於是他慢慢站起來,轉過身去看她:「剩下的代價是由你支付的嗎?」
芙里爾搖了搖頭,微微仰著頭:「這是我的決定,夏油君,是我自己選擇的。人生就是無數個選擇構成的。」
「那我現在的選擇是正確的嗎?」
「沒有正確和錯誤的說法。不過可以肯定的一點是,只要不停下來,前面就一定會有路的。」
「……這是肯定嗎?」
「是讚美。」
「……那還真是挺別具一格的。」
芙里爾轉身從剛才的那個房間里摸出煙管來,傳來的聲音由近到遠,又由遠到近的:「夏油君,這世上發生的一切事情都有其意義,但是只有極少數人才能夠全部注意到。而且在每天發生的全部事情中找出所有的意義,這種事情,是不可能的。所以『注意到』這件事情產生了意義的這個行為被賦予了不一樣的含義,去思考『為什麼』也是一樣的道理。能注意到,然後開始思考,這就已經是很大的進步了。至於選擇,那是很私人的事情。」
她叼著煙桿,深深地吸了一口:「夏油君能夠去思考我和你的那個交易的代價是否平衡,也就是說明在店裡打工的一個月,你也不是完全沒有收穫嘛。」
夏油傑突然又有些好奇:「如果我還是做出了和你的預知夢裡的一樣的選擇呢?」
「那是最壞的打算了。」芙里爾回想了一下,「本來是想你如果還是執意這麼做的話,我就在一個月黑風高的夜晚把你殺了的。
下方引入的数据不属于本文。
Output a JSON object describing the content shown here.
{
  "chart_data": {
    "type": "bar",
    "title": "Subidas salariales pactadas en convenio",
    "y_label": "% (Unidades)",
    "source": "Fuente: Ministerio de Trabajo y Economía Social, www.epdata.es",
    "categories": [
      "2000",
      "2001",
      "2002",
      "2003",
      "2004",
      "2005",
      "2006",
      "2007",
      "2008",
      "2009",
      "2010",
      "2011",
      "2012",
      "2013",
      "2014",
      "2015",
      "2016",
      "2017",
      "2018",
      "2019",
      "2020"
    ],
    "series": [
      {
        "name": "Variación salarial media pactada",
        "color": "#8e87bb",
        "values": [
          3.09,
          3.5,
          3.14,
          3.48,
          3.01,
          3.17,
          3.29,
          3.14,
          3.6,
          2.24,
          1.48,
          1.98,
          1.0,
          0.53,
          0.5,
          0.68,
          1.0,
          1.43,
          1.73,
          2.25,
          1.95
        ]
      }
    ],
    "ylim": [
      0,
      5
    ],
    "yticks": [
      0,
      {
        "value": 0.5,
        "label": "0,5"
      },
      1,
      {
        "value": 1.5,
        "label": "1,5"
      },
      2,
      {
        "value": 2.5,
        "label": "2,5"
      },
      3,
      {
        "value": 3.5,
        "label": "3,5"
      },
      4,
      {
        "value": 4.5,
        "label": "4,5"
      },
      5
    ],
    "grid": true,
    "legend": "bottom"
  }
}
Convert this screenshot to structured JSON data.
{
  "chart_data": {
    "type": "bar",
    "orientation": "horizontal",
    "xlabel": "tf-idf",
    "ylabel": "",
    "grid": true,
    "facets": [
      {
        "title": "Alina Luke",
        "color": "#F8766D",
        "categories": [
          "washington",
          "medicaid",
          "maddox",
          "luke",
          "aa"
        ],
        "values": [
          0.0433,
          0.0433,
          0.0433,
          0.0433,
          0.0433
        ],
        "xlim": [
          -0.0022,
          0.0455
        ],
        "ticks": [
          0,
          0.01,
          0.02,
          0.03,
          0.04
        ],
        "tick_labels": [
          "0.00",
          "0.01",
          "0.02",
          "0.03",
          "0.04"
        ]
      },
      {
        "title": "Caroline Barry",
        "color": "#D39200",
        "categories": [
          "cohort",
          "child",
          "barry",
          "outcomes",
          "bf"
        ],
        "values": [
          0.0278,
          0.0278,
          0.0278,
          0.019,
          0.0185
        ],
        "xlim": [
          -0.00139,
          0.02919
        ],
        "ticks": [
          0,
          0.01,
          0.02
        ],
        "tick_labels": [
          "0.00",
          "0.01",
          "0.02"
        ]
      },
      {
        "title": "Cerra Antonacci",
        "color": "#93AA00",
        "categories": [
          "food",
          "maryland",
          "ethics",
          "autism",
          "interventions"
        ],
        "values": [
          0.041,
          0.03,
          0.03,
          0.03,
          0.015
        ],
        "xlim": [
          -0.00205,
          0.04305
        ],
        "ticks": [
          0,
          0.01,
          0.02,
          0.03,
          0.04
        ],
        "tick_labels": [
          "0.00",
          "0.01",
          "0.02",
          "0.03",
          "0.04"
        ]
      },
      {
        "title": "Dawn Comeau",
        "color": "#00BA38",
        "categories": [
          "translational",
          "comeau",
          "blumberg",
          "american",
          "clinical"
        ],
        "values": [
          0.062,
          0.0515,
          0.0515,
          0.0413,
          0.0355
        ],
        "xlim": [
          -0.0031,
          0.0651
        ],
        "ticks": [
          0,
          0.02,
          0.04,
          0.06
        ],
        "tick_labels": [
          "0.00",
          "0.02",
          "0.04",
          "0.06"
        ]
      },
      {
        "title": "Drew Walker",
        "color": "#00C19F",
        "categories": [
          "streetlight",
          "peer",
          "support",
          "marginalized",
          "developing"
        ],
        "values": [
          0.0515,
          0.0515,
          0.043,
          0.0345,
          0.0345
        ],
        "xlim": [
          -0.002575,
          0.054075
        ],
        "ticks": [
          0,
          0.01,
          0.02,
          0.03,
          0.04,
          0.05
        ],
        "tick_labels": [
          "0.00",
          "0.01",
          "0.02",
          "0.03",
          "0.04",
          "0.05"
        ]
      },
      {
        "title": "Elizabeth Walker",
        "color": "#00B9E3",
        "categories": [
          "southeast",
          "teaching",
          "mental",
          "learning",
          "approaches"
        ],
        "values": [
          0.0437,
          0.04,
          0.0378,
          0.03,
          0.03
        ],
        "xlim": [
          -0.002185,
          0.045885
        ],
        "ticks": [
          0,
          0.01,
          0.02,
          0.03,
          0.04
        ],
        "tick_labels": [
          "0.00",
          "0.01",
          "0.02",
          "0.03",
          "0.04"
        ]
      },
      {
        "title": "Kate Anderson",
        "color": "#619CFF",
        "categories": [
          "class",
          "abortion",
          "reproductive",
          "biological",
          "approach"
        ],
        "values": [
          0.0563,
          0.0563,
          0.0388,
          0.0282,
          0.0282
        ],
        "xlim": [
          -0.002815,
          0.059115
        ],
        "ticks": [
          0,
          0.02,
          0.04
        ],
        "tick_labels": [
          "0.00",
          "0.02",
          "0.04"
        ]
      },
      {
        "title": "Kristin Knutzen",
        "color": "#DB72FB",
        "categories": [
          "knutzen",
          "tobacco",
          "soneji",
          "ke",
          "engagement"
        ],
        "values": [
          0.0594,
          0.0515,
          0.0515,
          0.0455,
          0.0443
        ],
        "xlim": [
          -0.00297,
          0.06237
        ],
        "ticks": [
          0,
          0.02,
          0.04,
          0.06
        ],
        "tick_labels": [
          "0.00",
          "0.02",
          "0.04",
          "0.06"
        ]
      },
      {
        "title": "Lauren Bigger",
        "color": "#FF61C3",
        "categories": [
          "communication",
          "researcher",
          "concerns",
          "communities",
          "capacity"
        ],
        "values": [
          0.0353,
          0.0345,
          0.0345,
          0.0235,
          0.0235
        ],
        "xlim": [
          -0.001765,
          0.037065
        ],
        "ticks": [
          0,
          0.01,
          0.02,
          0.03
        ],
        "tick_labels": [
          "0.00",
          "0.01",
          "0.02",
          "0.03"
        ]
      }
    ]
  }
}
」
「啊?」
她笑了笑:「騙你的。是打算威脅你來著。」
「怎麼威脅?」
她清了清嗓子:「這個世界上並沒有隻屬於你自己的東西。大家總是會和某人相關,所以無法隨意——簡而言之,就是你如果敢做下讓悟君、家入小姐他們難過的選擇,我就會趁你睡著的時候在夢裡了結了你。」
「……所以這不是一個意思嗎?」
「不一樣啊。」
「哪裡不一樣了?」
「哪裡都不一樣吧?啊——那就送你去看你理想中的世界?把你扔到另一個世界去接受改造,然後再接回來。」
夏油傑在心裡想了想,感覺確實是她能做出來的事情:「……但是你之前不是說這是個人的選擇嗎?」
「你情況比較特殊嘛——畢竟是和我已經定下契約了。」
「真過分啊。」
話是這麼說,但他還是放鬆了下來,繼續認真修補著障子門。